In a week in which there appears to have been little progress in the U.S. fiscal cliff negotiations, investors continue to cite the fiscal cliff as the largest threat to the stock market in the VIX and More weekly fear poll. Fears related to government and politicians beat out concerns about excessive central bank intervention as the #2 issue, while anxiety related to the European sovereign debt crisis finished in a tie for fourth.
The poll marked only the third time in nine weeks that U.S. and non-U.S. respondents agreed on the top threat and was the first time that U.S. and non-U.S. respondents placed the top two threats in the same order. In fact, agreement on the order of the threats was the same through the top three.
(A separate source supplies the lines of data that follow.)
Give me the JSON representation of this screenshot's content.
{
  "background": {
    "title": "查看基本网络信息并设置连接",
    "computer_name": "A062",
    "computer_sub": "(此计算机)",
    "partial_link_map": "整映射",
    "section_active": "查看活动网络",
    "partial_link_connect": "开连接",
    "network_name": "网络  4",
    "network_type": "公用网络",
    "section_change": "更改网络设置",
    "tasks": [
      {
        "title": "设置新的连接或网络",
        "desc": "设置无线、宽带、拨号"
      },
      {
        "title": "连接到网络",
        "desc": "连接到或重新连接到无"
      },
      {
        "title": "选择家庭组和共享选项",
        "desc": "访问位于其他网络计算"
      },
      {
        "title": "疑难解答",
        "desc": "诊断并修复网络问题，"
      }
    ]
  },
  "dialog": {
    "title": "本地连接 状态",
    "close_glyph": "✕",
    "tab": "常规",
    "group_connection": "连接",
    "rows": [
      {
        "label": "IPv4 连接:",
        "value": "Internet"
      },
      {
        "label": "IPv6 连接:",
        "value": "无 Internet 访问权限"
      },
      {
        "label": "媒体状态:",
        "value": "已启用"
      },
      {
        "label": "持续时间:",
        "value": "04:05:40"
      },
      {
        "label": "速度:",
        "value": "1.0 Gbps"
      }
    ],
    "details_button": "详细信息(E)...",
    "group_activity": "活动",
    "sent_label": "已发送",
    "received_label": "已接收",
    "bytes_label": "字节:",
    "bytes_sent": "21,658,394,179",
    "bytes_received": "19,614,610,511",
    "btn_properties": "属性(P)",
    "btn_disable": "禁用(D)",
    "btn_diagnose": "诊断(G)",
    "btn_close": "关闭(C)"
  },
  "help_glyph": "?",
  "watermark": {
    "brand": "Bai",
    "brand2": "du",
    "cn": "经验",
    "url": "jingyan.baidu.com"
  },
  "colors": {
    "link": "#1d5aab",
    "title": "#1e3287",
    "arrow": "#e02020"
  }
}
In another sign that geographical proximity bias has receded, U.S. respondents gave more weight to the European sovereign debt crisis than non-U.S. respondents (the majority of whom are European), while non-U.S. respondents gave more weight to the fiscal cliff than U.S. respondents. In previous weeks, there had been strong evidence of regional myopia.
Another item of note, with last week’s dramatic change in Fed policy away from a timetable to targeted unemployment and inflation rates, one might expect the balance of fear to tilt more in the direction of inflation or deflation this week. Instead, there was a notable jump in concerns over both inflation and deflation, particularly from U.S. respondents.
It is reasonable to ask what might happen if there is a deal in the fiscal cliff in the next week or two. Will a deal also have a significant impact on concerns related to government and politicians or will concerns related to institutions persist and proved to be something more than an event-specific concern? Finally, if the fiscal cliff fears disappear with a deal, which new fears will bubble up to take its place? This week several respondents submitted write-in votes related to high-frequency trading (HFT) and algorithmic trading. Will this be the next fear to stalk the stock market?
Once again, thanks to all who participated in this weekly poll.